Hatırlamak gerekirse, bu konudaki âyetlerden biri şöyledir: “Allah size, mutlaka emanetleri [işleri] ehli olanlara vermenizi ve insanlar arasında hükmettiğiniz zaman adaletle davranmanızı emreder.” (Nisa Sûresi, Âyet: 58)
Benzer şekilde hadis-i şeriflerde de işlerin ehil olanlara tevdî edilmesi gerektiği hatırlatılır. Bu konudaki hadis-i şeriflerden birinde Peygamberimiz (asm) şöyle buyurmuştur: “İş ehli olmayana (lâyık olmayana) tevdî edildiği (verildiği) zaman, kıyameti bekle.”
“İşi ehil olana verme” konusundaki ikazlar dikkate alınmış olsaydı, belki de bugün içinde bulunduğumuz problemlerle karşılaşmazdık. Tabiî ki ‘işi ehline verme’ konusu çok iyi tahlil edilmelidir. “Emaneti ehil olana teslim etme” konusu sadece maddî işler için geçerli değil. Aynı ölçüler siyasî ve sosyal hadiselerde de geçerlidir. Bu noktadaki ihmalin faturasını sadece bu ihmali yapanlar değil bütün bir Türkiye ödüyor.

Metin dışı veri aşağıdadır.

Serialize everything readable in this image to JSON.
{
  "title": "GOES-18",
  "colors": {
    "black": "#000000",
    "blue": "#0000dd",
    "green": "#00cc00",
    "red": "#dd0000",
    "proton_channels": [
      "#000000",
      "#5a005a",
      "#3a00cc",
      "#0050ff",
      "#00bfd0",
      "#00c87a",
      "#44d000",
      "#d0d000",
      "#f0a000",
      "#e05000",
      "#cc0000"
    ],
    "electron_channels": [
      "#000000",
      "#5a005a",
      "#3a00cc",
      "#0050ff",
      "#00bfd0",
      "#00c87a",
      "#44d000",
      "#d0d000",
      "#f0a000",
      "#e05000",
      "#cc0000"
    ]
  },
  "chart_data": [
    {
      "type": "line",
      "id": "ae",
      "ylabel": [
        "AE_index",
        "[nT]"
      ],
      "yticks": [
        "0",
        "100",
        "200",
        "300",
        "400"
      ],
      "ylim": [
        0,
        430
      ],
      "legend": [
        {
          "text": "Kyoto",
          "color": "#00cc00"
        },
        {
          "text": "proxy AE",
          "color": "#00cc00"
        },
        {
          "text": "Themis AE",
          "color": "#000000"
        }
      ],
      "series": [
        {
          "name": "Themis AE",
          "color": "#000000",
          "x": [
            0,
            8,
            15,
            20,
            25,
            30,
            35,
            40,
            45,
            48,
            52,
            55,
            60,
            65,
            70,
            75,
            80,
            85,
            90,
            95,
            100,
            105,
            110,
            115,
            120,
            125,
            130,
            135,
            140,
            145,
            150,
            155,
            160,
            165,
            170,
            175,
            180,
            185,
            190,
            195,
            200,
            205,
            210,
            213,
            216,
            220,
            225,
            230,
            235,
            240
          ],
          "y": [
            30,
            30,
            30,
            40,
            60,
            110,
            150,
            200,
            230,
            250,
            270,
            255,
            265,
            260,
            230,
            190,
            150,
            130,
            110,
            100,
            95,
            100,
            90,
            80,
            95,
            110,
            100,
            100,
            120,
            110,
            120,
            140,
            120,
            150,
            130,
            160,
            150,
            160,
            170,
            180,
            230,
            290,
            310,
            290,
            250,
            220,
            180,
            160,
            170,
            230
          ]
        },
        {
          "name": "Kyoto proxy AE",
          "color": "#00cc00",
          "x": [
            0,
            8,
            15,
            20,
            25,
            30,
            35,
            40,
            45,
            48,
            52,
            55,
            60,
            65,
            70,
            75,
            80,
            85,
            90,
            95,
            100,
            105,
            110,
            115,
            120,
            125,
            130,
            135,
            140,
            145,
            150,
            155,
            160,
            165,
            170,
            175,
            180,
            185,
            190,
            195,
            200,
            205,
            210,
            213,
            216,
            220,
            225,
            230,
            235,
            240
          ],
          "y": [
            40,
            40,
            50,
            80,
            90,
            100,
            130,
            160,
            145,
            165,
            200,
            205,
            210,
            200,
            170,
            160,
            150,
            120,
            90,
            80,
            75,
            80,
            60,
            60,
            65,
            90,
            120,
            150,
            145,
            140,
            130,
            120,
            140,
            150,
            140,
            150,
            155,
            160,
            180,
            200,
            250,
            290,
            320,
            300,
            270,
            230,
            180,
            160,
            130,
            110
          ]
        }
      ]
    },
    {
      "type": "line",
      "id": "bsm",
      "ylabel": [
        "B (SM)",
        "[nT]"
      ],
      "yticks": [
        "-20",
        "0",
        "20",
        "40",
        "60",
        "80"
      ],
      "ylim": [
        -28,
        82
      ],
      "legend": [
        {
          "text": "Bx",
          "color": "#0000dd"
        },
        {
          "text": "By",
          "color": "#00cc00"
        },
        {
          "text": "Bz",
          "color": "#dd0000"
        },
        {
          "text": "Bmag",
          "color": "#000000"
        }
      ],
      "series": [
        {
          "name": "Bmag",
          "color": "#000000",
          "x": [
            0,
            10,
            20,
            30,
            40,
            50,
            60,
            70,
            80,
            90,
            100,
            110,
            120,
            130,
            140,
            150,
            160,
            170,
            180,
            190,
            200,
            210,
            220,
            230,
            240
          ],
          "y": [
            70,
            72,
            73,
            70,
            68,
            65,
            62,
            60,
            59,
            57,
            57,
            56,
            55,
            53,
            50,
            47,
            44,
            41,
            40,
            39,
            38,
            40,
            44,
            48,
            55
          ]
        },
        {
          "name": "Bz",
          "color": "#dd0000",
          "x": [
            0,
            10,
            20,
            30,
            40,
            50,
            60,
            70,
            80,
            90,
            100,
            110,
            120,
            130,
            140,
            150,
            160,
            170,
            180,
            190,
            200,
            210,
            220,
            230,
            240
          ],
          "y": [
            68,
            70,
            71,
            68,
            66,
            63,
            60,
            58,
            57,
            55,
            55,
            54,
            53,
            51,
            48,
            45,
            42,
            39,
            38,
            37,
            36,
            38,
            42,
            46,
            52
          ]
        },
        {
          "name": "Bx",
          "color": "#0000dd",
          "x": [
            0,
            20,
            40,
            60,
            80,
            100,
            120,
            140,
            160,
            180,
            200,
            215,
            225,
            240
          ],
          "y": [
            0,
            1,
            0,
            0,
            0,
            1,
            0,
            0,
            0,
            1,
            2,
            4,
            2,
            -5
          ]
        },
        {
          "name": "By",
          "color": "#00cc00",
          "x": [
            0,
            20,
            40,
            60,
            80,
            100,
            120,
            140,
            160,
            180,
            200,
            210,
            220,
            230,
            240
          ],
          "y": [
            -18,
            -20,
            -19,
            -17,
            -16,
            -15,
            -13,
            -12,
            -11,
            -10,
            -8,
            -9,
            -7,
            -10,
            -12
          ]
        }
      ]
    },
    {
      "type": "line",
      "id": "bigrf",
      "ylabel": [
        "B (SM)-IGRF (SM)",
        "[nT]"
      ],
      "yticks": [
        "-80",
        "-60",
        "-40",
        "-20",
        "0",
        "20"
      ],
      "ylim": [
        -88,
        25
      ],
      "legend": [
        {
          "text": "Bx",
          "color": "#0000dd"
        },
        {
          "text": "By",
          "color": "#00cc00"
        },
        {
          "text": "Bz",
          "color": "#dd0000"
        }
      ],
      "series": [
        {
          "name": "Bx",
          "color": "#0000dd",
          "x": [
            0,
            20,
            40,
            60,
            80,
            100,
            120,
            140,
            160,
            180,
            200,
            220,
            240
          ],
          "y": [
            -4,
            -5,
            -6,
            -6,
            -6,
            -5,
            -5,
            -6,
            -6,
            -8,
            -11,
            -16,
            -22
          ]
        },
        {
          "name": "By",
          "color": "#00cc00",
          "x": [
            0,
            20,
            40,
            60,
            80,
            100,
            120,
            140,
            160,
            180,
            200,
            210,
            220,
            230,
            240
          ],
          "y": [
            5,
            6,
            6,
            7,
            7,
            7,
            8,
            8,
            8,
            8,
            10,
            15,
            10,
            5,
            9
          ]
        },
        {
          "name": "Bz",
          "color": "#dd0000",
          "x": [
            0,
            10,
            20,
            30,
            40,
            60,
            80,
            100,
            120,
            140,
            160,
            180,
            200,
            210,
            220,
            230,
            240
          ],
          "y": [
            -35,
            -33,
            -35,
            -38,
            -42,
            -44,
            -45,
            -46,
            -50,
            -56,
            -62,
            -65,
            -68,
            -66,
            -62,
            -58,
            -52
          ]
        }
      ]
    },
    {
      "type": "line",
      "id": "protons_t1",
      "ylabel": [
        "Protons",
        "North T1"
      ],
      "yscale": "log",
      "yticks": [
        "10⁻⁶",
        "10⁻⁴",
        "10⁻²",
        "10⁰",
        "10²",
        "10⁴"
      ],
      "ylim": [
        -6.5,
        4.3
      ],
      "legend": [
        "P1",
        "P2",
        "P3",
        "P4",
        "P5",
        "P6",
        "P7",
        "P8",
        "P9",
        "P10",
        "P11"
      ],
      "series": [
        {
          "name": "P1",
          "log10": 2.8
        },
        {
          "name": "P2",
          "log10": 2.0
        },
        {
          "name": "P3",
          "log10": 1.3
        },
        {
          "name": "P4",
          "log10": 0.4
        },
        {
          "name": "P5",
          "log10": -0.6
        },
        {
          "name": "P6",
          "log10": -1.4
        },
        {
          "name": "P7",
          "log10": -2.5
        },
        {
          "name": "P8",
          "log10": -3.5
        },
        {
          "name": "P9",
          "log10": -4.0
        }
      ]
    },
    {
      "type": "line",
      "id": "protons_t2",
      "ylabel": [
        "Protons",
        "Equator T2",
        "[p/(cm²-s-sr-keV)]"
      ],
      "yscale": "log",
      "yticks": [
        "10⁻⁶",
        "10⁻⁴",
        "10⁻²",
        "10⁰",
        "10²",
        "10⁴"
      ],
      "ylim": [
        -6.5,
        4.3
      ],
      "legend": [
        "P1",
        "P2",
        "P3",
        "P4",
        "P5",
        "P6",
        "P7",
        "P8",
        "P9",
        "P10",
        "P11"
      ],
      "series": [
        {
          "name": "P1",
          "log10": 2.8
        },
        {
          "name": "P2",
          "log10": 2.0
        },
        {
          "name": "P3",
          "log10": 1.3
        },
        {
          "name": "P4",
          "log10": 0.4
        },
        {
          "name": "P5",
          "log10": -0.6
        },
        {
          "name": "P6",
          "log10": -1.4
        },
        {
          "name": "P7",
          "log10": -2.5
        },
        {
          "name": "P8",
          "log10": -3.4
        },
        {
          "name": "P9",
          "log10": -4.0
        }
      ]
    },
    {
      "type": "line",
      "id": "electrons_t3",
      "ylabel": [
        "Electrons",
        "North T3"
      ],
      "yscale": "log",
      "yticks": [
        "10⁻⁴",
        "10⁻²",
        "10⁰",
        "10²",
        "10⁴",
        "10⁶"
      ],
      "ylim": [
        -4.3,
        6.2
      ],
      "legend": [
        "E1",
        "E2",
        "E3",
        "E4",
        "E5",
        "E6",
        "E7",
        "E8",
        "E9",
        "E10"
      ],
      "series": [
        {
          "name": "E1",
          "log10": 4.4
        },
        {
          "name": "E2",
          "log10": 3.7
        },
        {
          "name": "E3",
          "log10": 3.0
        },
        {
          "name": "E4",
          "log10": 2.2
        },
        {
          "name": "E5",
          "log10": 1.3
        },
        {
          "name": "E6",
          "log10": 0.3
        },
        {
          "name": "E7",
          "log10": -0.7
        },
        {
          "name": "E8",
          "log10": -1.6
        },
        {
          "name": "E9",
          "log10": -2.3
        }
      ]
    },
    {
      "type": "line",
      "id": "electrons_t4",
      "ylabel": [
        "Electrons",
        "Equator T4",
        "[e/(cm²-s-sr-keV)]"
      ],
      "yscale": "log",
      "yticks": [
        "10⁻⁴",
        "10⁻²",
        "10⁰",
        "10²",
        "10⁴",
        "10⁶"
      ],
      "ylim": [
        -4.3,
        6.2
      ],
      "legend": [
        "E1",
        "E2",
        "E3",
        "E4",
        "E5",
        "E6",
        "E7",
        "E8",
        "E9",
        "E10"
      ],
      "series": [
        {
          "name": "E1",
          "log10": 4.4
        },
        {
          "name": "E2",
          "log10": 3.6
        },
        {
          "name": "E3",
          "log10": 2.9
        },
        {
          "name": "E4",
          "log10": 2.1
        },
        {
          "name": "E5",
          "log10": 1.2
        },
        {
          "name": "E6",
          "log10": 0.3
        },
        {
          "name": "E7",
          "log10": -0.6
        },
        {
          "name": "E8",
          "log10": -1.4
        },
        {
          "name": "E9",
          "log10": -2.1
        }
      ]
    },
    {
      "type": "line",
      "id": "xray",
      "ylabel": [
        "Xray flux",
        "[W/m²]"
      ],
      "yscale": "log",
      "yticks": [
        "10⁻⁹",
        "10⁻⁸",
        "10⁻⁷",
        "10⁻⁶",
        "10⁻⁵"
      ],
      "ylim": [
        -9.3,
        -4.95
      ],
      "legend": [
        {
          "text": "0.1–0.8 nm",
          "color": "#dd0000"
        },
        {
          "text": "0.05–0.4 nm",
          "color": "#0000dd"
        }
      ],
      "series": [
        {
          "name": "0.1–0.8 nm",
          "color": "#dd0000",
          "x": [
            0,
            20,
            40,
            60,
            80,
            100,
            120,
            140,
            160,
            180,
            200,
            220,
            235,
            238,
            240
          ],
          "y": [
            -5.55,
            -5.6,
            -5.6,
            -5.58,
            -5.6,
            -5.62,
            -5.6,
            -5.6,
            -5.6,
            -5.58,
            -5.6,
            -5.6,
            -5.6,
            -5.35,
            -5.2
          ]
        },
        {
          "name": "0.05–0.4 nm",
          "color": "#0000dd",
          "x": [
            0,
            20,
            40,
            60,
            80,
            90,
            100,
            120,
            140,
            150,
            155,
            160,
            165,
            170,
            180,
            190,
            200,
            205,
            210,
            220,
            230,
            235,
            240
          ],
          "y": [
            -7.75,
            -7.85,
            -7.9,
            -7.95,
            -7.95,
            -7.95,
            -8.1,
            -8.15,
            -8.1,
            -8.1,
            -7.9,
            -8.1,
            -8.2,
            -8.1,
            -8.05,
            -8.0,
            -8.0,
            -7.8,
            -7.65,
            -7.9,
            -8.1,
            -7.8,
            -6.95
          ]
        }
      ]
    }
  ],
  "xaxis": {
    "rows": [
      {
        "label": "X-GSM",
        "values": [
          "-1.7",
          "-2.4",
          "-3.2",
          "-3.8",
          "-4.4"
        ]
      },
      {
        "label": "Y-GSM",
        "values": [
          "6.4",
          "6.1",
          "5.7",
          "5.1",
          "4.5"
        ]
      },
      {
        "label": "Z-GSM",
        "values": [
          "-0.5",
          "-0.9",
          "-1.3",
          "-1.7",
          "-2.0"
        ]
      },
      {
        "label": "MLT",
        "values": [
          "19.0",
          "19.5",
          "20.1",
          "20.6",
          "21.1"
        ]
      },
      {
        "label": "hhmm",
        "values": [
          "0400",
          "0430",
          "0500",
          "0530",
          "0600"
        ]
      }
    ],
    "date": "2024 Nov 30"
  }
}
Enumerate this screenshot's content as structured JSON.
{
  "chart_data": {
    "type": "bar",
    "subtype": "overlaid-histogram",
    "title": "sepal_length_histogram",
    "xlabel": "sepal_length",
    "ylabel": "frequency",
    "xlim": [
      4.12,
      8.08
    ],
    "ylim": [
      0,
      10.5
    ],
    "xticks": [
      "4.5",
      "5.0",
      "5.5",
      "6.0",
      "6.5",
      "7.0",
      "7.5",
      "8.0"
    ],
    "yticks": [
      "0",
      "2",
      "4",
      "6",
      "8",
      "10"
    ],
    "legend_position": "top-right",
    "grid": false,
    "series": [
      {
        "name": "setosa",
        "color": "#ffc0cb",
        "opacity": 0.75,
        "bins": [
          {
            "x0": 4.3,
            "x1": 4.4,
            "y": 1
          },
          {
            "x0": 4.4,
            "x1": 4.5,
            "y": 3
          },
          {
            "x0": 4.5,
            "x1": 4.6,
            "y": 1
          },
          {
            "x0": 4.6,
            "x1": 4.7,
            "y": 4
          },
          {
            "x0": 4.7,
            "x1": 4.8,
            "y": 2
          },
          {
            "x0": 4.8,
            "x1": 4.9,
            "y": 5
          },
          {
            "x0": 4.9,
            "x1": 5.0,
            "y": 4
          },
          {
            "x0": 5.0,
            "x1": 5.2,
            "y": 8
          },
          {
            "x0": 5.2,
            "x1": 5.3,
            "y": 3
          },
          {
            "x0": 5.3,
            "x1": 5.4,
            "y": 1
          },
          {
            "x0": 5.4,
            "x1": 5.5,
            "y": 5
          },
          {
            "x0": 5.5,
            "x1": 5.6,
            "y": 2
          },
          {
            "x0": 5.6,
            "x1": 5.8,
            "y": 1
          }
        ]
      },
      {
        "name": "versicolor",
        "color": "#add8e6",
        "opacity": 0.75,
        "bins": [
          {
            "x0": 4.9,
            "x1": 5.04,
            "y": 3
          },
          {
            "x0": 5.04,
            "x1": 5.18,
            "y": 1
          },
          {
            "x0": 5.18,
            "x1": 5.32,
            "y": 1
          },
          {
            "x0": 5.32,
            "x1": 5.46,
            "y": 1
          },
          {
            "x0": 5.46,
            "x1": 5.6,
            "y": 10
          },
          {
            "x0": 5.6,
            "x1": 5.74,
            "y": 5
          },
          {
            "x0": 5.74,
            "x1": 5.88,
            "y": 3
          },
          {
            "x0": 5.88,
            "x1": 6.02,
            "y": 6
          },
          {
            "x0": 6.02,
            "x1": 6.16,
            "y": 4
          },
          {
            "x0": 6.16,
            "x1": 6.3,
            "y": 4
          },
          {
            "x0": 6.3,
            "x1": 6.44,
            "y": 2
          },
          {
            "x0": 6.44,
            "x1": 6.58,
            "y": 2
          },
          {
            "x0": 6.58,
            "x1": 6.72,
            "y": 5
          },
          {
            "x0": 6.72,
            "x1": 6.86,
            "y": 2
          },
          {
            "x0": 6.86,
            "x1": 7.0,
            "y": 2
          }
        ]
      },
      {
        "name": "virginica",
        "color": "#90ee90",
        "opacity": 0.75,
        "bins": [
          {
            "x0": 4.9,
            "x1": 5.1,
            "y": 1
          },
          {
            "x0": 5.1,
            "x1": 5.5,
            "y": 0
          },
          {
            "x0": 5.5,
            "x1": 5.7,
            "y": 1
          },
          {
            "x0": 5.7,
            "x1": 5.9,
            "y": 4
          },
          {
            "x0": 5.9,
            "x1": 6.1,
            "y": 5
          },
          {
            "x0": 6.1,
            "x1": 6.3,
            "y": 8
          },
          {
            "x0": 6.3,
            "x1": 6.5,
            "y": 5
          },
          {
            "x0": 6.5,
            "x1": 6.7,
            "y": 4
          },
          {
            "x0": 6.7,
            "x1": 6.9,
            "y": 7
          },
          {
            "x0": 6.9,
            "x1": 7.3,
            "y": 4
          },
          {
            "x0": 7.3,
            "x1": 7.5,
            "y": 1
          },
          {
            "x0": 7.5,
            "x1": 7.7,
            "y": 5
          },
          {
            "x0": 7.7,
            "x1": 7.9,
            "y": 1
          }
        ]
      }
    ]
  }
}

Bakınız, doğrudan değilse de dolaylı olarak ödediğimiz fatura bir uzman tarafından nasıl formülleştirilmiş: İçişleri Bakanlığı Müfettişi Vahdettin Özcan, “Adam kayırmacılık, siyasal kayırmacılık, hizmet kayırmacılığı, rant kollama, vurgunculuk, lobicilik, rüşvet, hediye alma, verimsizlik ve israf kamudaki yozlaşma örnekleridir. Yozlaşmanın sonucunda da yönetime karşı güven krizi ve liyakatsizliği meydana getiriyor. Bizim en önemli sorunumuz da liyakatsizlik yani işin ehline verilmemesidir.” (Yeni Asya, 22 Mayıs 2010)
Malûm olduğu üzere Risâle-i Nur eserlerinde de “işin ehline verilmesi” noktasında çok ikazlar vardır.